The announcement came from Secretary of the Interior Deb Haaland at a press conference in the state’s capital earlier this month.
“We have a once-in-a-generation investment to address these sites with an eye toward marginalized communities,” she said, adding “the reclamation landscape of tomorrow presents endless opportunities for innovation, efficiency, and partnership.”
Each new mine closure leaves local officials with a risk to public health and the local environment presented by toxic byproducts left behind from decades-long operations. The state has thus far tried to mitigate the threats with locally funded redevelopment projects; the incoming federal funds will be directed towards those programs, according to officials.
Kentucky’s mining industry was long a key driver of its local economy and the state currently ranks as the seventh-largest producer of coal in the U.S.
Coal, however, is increasingly uncompetitive on cost; “coal-fired electricity generating plants that were consumers of Kentucky coal retired or converted to natural gas,” according to a report on the state’s industry from the U.S. Energy Information Administration.
The growing number of derelict mining facilities dotting the state presents local officials with a unique problem they have been working to address for years through the Division of Abandoned Mine Lands.
The division has administered several programs to develop and finance projects with local officials that address contamination to surrounding soil and water supplies from toxic runoff as well as continued degradation of air quality in surrounding areas.
According to the agency, the incoming federal funds will aid in those existing projects and help ensure ” established standards of operation are addressed and that the public and the environment are protected.”

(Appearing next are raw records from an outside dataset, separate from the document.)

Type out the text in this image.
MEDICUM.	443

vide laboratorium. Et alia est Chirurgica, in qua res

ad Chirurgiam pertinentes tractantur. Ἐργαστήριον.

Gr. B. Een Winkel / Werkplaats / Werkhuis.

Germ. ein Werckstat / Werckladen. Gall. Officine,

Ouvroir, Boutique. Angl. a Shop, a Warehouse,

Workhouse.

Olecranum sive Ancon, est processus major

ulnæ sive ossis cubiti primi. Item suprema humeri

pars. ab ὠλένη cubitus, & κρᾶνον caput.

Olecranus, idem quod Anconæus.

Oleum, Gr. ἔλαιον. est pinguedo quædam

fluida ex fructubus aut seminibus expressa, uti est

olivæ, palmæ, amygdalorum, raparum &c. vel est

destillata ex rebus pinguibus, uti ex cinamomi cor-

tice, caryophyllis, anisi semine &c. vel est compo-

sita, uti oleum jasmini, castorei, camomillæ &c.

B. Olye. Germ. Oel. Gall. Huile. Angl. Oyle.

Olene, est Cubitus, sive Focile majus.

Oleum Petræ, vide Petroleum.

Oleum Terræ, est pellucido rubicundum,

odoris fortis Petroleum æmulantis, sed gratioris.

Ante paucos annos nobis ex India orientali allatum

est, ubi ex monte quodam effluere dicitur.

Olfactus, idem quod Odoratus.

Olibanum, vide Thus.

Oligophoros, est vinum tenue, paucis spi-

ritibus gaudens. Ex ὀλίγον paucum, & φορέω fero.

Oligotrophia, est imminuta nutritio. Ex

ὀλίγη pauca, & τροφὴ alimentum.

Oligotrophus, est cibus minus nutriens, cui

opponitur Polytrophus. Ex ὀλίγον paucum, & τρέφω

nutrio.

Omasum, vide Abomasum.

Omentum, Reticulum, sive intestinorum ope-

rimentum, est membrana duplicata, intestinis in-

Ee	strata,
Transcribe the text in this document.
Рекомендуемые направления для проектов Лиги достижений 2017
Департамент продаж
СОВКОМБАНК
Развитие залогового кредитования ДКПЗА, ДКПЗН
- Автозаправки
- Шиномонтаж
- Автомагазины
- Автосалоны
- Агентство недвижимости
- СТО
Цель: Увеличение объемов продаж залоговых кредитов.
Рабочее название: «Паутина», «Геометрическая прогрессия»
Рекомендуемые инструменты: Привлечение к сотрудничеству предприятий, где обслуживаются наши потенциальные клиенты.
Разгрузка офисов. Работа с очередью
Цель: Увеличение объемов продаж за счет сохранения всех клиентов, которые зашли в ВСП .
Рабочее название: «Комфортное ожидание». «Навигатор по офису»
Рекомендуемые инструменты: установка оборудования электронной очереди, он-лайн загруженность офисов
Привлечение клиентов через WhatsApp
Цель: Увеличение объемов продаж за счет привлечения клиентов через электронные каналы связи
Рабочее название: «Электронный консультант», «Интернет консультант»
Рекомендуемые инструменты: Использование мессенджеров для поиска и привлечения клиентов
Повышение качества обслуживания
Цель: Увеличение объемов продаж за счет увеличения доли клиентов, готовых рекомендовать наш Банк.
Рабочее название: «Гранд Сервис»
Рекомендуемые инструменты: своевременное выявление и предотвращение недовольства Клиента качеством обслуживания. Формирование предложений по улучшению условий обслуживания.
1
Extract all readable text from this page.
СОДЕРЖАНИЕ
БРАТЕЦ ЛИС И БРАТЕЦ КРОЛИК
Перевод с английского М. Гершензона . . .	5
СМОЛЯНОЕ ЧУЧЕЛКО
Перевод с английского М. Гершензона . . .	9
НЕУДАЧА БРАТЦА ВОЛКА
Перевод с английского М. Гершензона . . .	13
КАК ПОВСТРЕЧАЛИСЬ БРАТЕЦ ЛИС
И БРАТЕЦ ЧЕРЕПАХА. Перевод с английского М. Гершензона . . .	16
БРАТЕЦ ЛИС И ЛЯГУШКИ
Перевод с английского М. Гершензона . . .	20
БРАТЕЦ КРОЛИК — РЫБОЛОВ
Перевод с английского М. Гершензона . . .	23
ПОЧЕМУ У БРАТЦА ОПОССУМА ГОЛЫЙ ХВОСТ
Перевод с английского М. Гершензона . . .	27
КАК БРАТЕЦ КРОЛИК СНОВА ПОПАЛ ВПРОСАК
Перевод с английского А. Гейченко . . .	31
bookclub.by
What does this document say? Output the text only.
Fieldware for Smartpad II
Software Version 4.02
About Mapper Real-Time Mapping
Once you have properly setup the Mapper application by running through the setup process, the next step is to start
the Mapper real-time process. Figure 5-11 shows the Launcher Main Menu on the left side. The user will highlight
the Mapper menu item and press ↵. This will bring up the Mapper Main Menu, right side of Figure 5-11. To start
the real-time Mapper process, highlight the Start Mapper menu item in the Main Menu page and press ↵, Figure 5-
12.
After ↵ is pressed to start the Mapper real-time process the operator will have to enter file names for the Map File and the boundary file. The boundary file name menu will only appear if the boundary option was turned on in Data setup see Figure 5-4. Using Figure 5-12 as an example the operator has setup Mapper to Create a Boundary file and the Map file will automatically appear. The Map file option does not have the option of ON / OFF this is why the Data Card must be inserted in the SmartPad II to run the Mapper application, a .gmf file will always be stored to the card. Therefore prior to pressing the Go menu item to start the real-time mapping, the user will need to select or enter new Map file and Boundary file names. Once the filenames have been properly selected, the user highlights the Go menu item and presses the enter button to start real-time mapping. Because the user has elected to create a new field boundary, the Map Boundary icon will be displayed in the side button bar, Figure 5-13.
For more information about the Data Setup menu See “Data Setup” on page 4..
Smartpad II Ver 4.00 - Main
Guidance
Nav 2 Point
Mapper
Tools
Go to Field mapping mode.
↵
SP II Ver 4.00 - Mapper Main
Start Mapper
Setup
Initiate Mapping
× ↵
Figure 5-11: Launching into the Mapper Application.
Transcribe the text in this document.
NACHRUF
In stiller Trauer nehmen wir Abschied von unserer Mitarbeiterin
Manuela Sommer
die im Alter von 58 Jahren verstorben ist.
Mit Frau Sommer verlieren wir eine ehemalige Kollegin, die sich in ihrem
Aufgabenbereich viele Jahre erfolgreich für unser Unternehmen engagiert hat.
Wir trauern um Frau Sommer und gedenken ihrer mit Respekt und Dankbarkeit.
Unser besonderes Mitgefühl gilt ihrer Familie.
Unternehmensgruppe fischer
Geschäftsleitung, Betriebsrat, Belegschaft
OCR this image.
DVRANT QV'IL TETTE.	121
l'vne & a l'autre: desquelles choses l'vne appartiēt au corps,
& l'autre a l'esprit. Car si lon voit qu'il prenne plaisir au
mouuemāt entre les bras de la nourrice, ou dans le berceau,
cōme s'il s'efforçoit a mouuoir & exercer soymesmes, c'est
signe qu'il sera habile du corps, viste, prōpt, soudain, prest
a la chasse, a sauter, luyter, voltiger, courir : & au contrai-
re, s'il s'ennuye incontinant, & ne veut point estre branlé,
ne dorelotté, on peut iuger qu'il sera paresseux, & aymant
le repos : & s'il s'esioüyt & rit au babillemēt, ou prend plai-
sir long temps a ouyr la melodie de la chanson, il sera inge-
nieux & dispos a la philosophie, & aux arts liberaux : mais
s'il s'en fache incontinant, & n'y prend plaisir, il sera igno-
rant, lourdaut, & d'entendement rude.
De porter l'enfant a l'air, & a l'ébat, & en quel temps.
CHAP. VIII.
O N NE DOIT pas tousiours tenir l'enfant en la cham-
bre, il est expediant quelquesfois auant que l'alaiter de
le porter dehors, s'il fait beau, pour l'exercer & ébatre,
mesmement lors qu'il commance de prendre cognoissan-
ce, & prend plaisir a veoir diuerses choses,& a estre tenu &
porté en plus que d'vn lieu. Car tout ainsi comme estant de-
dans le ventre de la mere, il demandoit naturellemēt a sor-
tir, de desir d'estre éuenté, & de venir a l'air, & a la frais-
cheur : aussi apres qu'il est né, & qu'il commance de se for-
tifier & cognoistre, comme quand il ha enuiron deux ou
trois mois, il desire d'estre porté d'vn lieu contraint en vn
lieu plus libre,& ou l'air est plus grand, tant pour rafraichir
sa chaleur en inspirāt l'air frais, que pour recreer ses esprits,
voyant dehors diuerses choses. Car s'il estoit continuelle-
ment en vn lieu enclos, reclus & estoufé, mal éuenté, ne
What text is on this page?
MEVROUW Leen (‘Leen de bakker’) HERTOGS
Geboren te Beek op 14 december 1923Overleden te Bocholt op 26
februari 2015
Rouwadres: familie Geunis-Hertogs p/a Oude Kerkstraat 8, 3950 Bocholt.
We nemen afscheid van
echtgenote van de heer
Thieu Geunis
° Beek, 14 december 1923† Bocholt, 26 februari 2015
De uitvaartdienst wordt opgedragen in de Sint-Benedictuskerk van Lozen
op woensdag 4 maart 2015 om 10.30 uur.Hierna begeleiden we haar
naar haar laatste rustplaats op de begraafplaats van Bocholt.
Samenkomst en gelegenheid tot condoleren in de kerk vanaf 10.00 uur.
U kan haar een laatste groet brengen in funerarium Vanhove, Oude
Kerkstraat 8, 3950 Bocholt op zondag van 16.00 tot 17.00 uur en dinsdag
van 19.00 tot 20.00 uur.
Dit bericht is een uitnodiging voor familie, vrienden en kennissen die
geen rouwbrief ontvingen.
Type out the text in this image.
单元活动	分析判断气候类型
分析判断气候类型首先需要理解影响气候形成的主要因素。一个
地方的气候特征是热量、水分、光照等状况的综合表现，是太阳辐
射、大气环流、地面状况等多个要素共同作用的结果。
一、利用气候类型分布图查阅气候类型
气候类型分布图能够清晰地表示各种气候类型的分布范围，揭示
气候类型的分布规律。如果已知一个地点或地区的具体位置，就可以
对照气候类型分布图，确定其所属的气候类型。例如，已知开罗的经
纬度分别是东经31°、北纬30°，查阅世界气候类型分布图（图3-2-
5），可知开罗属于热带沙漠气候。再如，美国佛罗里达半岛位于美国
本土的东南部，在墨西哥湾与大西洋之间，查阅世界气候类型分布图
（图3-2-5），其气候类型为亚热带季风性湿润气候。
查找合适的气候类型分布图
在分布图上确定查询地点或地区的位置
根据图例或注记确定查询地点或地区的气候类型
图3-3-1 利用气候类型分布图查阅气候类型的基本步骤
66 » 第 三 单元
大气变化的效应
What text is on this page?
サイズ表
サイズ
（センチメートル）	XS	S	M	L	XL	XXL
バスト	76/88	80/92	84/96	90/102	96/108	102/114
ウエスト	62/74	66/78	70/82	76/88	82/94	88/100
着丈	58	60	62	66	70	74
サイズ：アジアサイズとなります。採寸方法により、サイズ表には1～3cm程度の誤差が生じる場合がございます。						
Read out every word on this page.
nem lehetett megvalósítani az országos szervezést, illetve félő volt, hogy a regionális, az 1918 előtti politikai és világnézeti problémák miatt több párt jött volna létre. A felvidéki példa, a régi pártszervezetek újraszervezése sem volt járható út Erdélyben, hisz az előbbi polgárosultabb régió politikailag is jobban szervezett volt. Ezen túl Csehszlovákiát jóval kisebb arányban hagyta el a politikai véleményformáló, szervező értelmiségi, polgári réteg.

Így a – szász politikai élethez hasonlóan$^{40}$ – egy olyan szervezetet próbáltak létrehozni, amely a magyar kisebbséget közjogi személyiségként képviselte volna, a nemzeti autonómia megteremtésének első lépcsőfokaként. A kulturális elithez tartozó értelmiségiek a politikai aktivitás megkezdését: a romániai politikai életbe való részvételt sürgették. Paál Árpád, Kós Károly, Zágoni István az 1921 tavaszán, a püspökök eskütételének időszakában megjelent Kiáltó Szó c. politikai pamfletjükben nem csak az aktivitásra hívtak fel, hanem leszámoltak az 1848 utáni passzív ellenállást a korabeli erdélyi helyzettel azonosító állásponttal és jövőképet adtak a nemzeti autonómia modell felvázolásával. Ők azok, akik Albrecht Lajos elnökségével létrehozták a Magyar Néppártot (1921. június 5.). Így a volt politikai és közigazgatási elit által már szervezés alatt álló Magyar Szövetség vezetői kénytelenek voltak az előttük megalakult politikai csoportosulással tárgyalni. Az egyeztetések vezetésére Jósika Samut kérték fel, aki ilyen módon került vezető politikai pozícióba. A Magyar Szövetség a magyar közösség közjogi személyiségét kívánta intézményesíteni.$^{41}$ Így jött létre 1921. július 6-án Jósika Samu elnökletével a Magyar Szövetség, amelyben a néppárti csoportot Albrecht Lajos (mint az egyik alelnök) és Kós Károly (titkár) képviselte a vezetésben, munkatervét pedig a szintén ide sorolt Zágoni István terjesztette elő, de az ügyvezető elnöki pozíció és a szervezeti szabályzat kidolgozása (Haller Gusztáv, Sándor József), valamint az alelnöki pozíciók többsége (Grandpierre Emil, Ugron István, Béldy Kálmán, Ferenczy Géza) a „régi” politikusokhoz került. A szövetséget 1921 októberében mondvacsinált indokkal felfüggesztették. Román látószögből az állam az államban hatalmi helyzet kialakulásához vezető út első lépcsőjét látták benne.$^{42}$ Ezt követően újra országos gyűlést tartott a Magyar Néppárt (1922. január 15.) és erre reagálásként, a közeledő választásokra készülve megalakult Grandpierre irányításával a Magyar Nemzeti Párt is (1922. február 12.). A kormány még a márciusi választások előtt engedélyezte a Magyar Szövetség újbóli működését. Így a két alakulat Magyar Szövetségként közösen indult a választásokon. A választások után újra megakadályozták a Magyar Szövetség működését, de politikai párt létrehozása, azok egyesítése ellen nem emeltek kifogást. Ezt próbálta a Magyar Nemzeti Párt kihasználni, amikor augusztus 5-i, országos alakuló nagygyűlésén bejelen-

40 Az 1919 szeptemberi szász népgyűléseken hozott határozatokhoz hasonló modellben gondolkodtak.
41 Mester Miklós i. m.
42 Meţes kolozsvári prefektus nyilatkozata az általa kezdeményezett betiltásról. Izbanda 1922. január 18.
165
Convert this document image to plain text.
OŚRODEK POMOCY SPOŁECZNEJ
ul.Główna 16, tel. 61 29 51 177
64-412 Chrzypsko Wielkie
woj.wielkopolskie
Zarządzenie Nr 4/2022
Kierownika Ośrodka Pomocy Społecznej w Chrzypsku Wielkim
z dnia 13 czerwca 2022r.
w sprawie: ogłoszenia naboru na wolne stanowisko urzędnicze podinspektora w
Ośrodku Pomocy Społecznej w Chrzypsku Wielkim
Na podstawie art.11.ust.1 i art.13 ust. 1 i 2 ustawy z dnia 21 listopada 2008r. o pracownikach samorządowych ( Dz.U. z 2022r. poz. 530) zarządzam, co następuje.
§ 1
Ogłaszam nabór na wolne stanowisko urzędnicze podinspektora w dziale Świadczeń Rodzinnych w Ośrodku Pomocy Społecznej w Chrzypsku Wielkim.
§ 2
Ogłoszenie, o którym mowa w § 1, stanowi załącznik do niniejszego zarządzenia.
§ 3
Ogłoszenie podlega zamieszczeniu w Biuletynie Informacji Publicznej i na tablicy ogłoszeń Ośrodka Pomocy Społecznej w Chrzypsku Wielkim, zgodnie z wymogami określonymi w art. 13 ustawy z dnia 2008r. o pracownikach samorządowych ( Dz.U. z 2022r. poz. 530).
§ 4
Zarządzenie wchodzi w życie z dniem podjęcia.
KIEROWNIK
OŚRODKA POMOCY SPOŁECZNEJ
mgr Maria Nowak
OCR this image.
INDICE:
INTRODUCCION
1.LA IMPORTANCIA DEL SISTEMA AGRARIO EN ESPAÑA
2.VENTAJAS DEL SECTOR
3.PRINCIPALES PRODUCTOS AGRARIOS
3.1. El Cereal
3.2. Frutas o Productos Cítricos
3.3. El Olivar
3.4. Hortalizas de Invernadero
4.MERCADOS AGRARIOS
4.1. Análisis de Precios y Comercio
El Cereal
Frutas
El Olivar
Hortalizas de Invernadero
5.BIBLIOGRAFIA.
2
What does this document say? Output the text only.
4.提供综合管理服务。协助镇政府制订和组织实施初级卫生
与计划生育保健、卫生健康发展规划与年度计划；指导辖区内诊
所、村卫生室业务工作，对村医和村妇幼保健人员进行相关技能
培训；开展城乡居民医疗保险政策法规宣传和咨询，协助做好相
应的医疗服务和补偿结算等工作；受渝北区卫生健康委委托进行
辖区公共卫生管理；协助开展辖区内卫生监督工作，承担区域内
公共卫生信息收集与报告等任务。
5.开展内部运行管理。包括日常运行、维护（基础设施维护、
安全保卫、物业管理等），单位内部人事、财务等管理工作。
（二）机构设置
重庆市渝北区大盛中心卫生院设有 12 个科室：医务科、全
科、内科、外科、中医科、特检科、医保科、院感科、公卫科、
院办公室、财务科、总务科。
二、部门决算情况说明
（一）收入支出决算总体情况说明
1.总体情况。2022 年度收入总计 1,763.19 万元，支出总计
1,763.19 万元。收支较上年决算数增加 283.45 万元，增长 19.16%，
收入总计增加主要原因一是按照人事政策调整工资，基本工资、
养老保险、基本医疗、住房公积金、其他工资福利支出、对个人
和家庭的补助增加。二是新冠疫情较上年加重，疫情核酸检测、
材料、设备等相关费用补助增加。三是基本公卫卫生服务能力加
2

Officials also hope the funds will help soften the blow to local economies from large-scale coal sector layoffs by employing former coal workers on the upcoming capital projects.
Once a national leader in production, Kentucky has seen a sustained dip in demand for coal and which has hollowed out the state’s mining industry.
By 2016, Kentucky’s year-end total production had dipped to a level last seen 1922, a trend that only continued, according to the USEIA report.
The nation as a whole has followed similar path, with a precipitous dip in coal production across the board that, by 2020, brought U.S. coal production to its lowest level since 1965, according to the USAIE.
The federal government has made available similar funds to 22 other states grappling with how to address the decaying relics of their economic past.